Data quality assurance
Media was prepared as per manufacturer instructions and the laboratory Standard Operating Procedures (SOP) was strictly followed. Media were within expiration date and quality control parameters were used as defined in the CLSI standards.
Use ATCC control strain for each isolated bacterium included E. coli 25922, Pseudomonas aeruginosa 27853, and H. influenzae 10479, K.pnuemoniae 700603, S.typhimurium 13311. The results were reported on a log sheet and isolates were stored at -80 0c in skim milk.

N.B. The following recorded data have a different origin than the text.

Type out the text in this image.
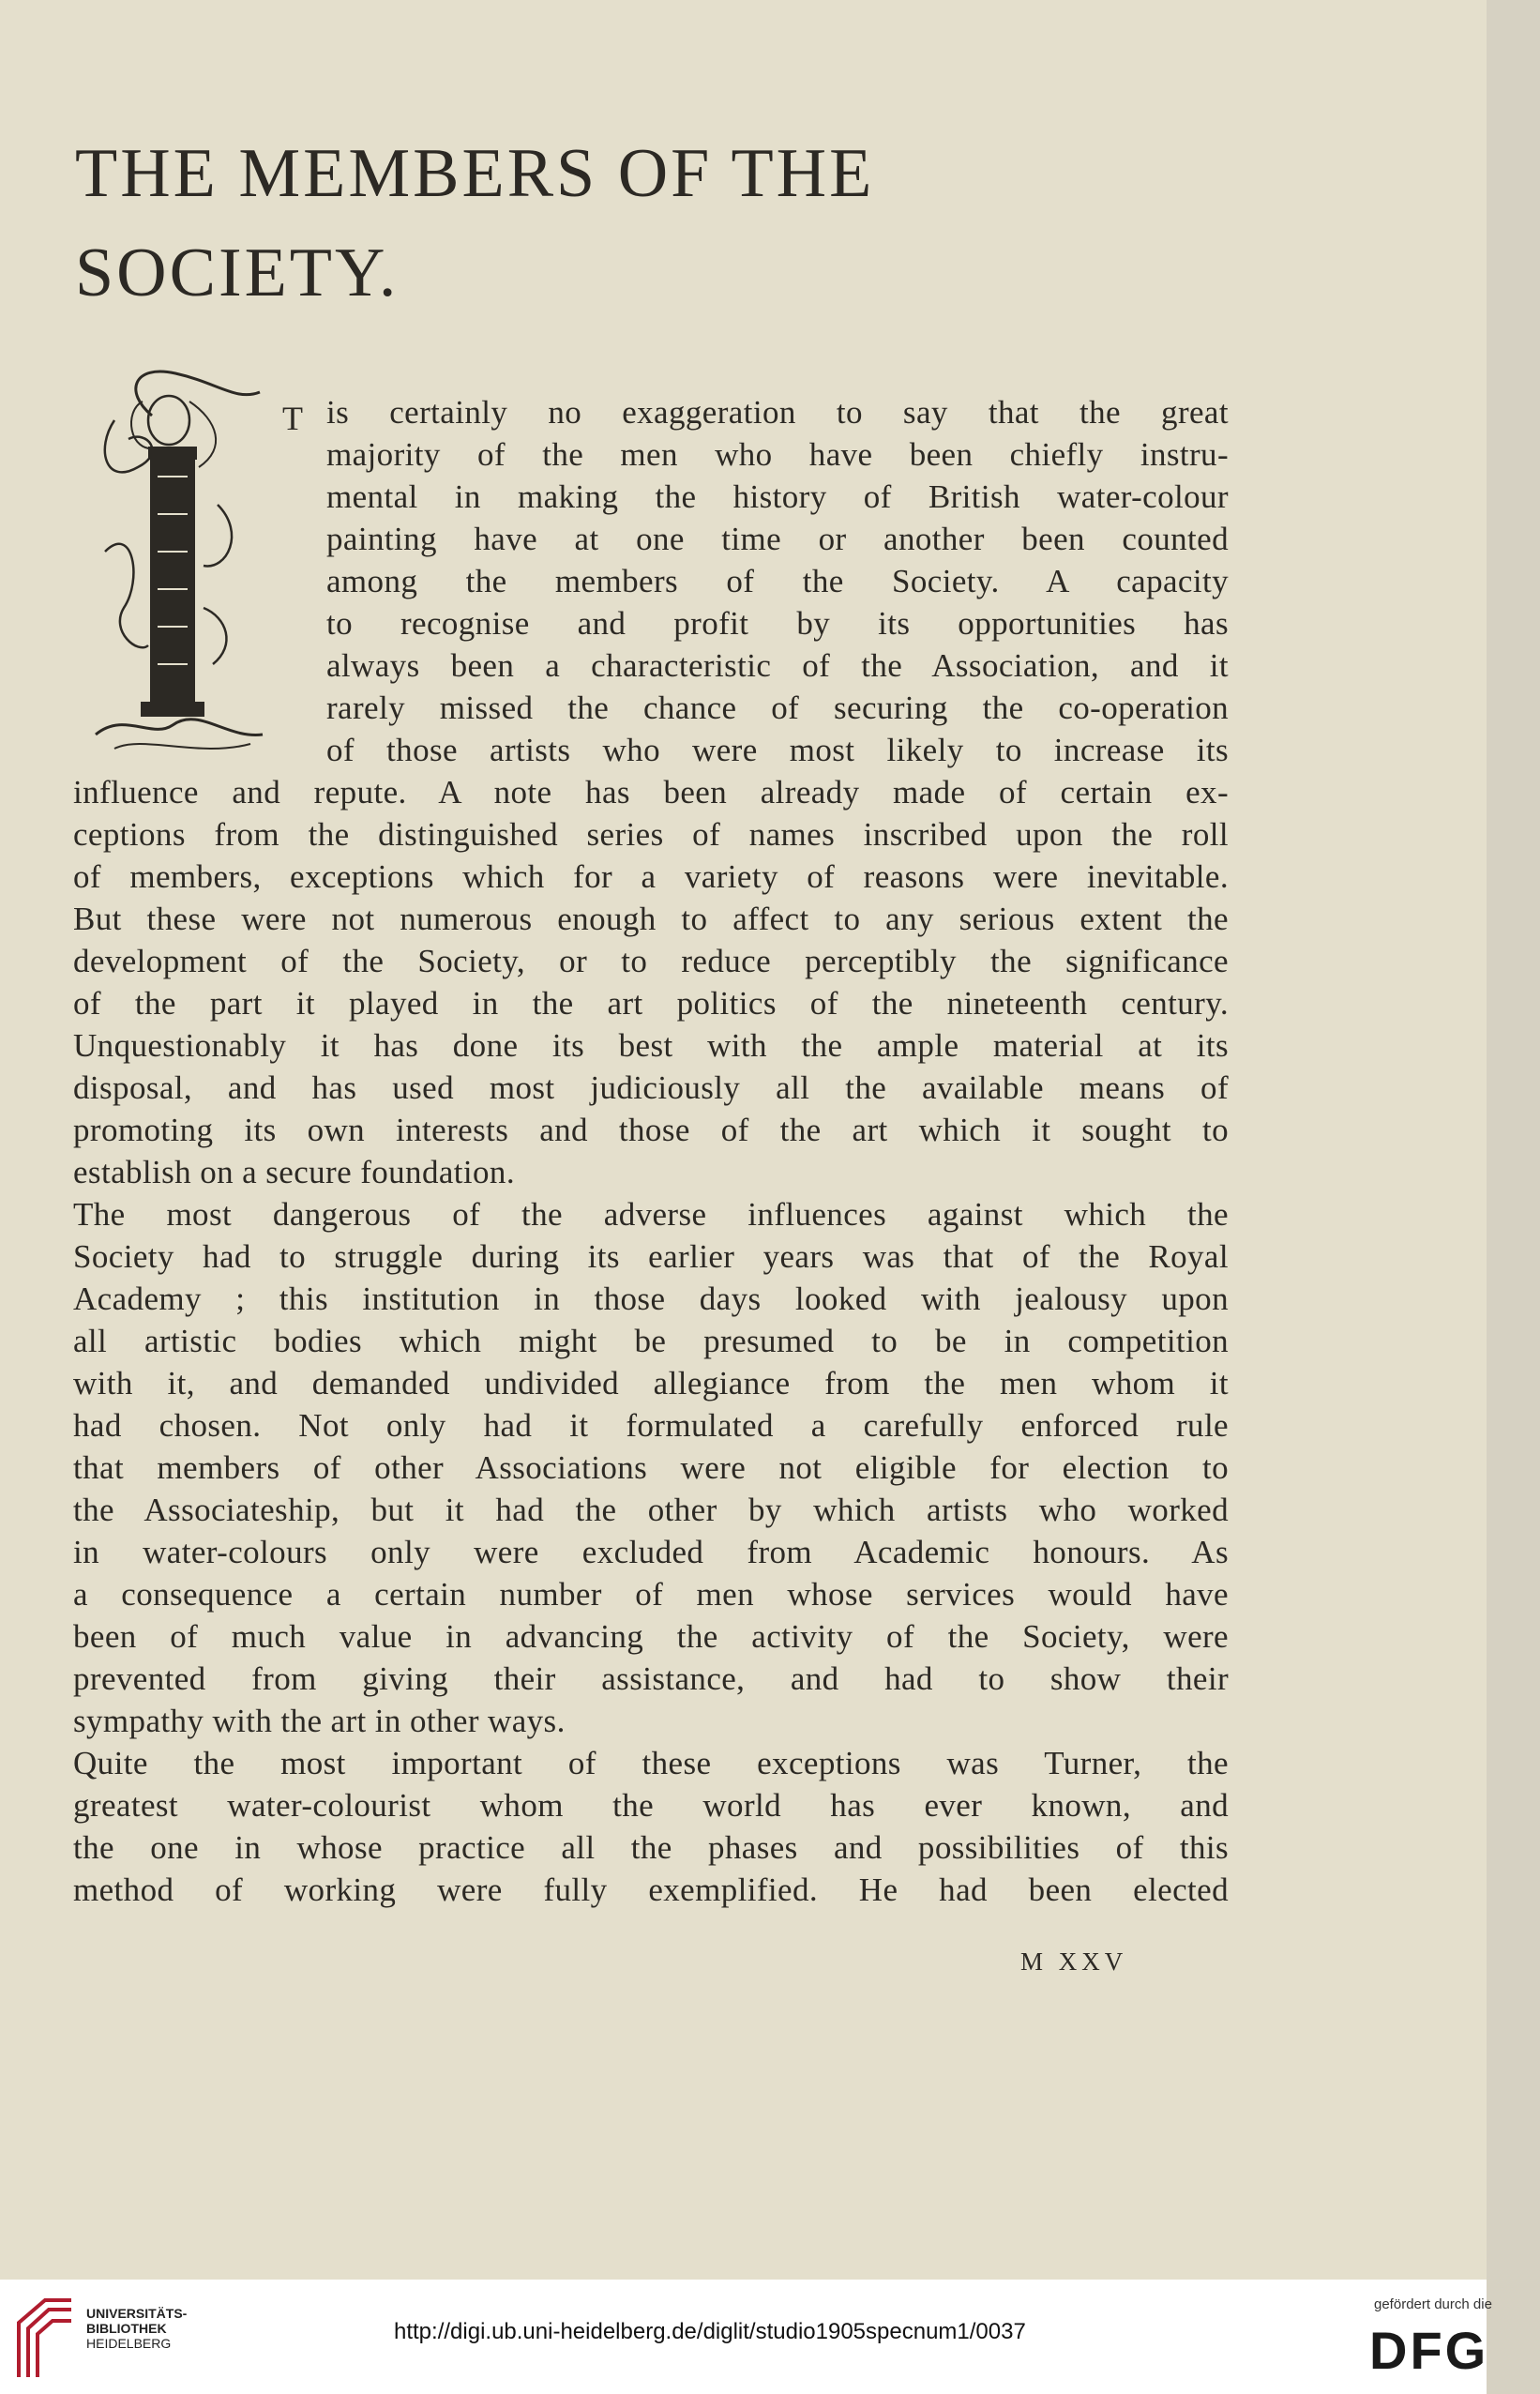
THE MEMBERS OF THE
SOCIETY.
T is certainly no exaggeration to say that the great
majority of the men who have been chiefly instru-
mental in making the history of British water-colour
painting have at one time or another been counted
among the members of the Society. A capacity
to recognise and profit by its opportunities has
always been a characteristic of the Association, and it
rarely missed the chance of securing the co-operation
of those artists who were most likely to increase its
influence and repute. A note has been already made of certain ex-
ceptions from the distinguished series of names inscribed upon the roll
of members, exceptions which for a variety of reasons were inevitable.
But these were not numerous enough to affect to any serious extent the
development of the Society, or to reduce perceptibly the significance
of the part it played in the art politics of the nineteenth century.
Unquestionably it has done its best with the ample material at its
disposal, and has used most judiciously all the available means of
promoting its own interests and those of the art which it sought to
establish on a secure foundation.
The most dangerous of the adverse influences against which the
Society had to struggle during its earlier years was that of the Royal
Academy ; this institution in those days looked with jealousy upon
all artistic bodies which might be presumed to be in competition
with it, and demanded undivided allegiance from the men whom it
had chosen. Not only had it formulated a carefully enforced rule
that members of other Associations were not eligible for election to
the Associateship, but it had the other by which artists who worked
in water-colours only were excluded from Academic honours. As
a consequence a certain number of men whose services would have
been of much value in advancing the activity of the Society, were
prevented from giving their assistance, and had to show their
sympathy with the art in other ways.
Quite the most important of these exceptions was Turner, the
greatest water-colourist whom the world has ever known, and
the one in whose practice all the phases and possibilities of this
method of working were fully exemplified. He had been elected
M XXV
UNIVERSITÄTS-
BIBLIOTHEK
HEIDELBERG	http://digi.ub.uni-heidelberg.de/diglit/studio1905specnum1/0037
gefördert durch die
DFG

Data analysis and interpretation
Statistical package for social science (SPSS) versions 20.0 was employed to analyze the work and to make inferences on the frequency of occurrence of the bacterial pathogens associated with febrile illness and to show resistance patterns. Descriptive statistics to analysis used frequency, proportions graphs, and crosstabs and odds ratio. Bivariate analysis was performed for each factor associated with bloodstream infection. Regression analysis was conducted to identify associated factors and how they are associated with dependent variables .The strength of association was presented by odds ratio and 95% confidence interval and p-value of <0.05 was considered as statistical significant association.